This repository contains the Python implementation of the results presented in the following paper:
O. Neumann, M. Turowski, V. Hagenmeyer, R. Mikut, and N. Ludwig, 2023, "Using Weather Data in Energy Time Series Forecasting: The Benefit of Input Data Transformations," in Energy Informatics.
Renewable energy systems depend on the weather, and weather information, thus, plays a crucial role in forecasting time series within such renewable energy systems. However, while weather data are commonly used to improve forecast accuracy, it still has to be determined in which input shape this weather data benefits the forecasting models the most. In the present paper, we investigate how transformations for weather data inputs, \ie, station-based and grid-based weather data, influence the accuracy of energy time series forecasts. The selected weather data transformations are based on statistical features, dimensionality reduction, clustering, autoencoders, and interpolation. We evaluate the performance of these weather data transformations when forecasting three energy time series: electrical demand, solar power, and wind power. Additionally, we compare the best-performing weather data transformations for station-based and grid-based weather data. We show that transforming station-based or grid-based weather data improves the forecast accuracy compared to using the raw weather data between 3.7~% and 5.2~%, depending on the target energy time series, where statistical and dimensionality reduction data transformations are among the best.
Before the pipeline can be run, you need to prepare a python environment and download the energy and weather data.
First, a virtual environment has to be set up. Therefore, you can use, for example, venv (python -m venv venv
) or anaconda (conda create -n env_name
) as a virtual environment. Afterwards, you can install the dependencies via pip install -r requirements.txt
.
After the environment is prepared, you can download the data by executing the python script in the dwd, ecmwf, and opsd data folder via python download.py
. This downloads all needed energy, station-based, and grid-based weather data.
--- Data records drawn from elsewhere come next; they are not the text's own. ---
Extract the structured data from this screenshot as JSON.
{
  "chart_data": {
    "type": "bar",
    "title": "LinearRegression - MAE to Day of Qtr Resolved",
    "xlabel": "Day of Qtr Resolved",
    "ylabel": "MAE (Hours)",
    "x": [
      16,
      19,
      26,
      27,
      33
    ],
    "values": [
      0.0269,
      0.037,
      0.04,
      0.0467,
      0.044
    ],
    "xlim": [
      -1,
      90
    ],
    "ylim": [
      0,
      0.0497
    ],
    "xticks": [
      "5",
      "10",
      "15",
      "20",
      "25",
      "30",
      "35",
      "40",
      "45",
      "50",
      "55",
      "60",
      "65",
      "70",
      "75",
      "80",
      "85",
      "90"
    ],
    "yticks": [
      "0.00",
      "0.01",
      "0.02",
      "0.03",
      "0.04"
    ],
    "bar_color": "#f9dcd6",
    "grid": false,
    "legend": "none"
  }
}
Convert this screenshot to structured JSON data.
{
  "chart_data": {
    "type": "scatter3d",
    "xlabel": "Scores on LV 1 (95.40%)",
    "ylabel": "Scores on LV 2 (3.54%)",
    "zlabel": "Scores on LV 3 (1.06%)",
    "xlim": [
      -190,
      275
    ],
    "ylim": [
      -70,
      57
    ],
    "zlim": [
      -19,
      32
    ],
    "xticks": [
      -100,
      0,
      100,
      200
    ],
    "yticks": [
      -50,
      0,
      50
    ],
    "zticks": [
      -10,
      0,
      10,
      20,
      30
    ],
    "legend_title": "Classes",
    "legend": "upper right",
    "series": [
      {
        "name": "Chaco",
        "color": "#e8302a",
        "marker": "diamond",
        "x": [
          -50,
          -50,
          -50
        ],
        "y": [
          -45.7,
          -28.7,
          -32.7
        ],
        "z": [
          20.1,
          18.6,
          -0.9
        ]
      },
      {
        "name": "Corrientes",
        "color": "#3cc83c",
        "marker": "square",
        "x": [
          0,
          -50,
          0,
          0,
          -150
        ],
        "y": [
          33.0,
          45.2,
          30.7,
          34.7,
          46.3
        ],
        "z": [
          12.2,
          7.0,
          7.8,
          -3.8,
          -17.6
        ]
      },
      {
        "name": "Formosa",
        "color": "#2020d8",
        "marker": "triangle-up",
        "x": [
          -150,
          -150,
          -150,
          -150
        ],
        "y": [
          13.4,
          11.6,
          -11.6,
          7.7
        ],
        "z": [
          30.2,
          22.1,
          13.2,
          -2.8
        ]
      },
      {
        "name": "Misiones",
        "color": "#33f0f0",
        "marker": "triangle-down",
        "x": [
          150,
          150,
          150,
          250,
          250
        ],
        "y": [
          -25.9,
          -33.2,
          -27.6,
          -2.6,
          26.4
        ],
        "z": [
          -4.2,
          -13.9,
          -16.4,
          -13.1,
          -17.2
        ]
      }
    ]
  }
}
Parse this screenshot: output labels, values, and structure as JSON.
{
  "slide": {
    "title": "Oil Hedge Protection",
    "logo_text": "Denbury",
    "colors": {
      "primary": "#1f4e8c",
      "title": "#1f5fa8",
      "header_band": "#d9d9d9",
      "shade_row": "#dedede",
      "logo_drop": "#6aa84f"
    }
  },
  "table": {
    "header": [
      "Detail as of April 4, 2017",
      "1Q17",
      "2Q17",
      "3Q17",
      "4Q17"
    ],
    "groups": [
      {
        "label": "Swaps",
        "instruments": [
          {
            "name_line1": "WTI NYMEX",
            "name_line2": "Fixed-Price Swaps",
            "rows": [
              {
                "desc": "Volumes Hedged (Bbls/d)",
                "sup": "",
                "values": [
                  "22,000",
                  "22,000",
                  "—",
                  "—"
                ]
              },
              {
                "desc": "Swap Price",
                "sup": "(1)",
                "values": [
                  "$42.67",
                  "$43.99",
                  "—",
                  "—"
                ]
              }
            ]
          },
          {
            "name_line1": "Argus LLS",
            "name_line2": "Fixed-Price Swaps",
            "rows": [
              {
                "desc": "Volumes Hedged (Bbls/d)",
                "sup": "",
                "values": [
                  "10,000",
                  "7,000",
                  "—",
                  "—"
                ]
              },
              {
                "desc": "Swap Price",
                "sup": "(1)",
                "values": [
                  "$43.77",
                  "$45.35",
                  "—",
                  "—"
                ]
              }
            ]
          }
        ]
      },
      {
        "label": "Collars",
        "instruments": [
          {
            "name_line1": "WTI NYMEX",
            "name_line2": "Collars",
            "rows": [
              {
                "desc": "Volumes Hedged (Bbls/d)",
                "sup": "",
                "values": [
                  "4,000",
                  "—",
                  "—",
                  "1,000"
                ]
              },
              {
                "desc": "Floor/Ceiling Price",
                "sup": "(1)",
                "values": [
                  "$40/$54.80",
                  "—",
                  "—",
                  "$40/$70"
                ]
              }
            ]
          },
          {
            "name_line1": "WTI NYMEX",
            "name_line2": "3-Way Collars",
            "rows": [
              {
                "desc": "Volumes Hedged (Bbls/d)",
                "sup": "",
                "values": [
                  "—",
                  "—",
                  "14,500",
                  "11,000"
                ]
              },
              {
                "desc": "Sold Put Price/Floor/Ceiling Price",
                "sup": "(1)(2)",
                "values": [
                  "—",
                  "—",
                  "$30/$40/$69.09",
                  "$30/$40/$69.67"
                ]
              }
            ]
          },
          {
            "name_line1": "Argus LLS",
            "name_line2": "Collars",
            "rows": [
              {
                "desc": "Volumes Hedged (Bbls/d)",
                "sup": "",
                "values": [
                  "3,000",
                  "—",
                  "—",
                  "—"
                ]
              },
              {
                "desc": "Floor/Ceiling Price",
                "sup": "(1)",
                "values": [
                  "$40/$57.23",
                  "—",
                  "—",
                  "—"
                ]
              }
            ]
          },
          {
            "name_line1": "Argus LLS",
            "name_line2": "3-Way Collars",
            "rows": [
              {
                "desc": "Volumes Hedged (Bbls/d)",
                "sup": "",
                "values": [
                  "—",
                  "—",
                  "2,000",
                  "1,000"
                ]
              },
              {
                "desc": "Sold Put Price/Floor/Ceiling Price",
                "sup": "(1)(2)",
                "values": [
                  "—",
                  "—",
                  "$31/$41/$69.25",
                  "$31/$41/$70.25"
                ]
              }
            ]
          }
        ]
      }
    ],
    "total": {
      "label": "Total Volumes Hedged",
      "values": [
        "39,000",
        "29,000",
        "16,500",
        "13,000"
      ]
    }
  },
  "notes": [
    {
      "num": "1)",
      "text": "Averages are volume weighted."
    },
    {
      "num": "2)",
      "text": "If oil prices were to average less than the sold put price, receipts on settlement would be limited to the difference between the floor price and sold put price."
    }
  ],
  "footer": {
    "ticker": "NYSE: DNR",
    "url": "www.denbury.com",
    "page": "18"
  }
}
For the ECMWF weather data, an API key is needed.
Finally, you can run the pipeline via python run.py
with the default parameters. You can see a list of available parameters for that script by calling python run.py --help
. The most important parameters are:
--forecast_horizon (int)
Defines the forecast time horizon,
i.e. the next 24th hour.
--model (string)
Defines the model to use in the pipeline,
i.e. linear for a 'linear' regression model
or 'DNN' for a deep neural network
as presented in the paper.
--weather_data_representation (str)
Weather data transformation to use for the weather
data input. For example, Stats, PCA, AE, or PCACluster.
--seed (int)
Seed to set for the random
functions in the pipeline.
This ensures reproducibility.
The results of a pipeline run are printed in the command line and logged to W&B. In our pipeline we use mainly scikit-learn to train linear models, PyTorch with Lightning to train neural networks, and pyWATTS as a workflow engine.
This project is funded by the Helmholtz Association’s Initiative and Networking Fund through Helmholtz AI, the Helmholtz Association under the Program "Energy System Design", and the German Research Foundation (DFG) under Germany’s Excellence Strategy – EXC number 2064/1 – Project number 390727645.
This code is licensed under the MIT License.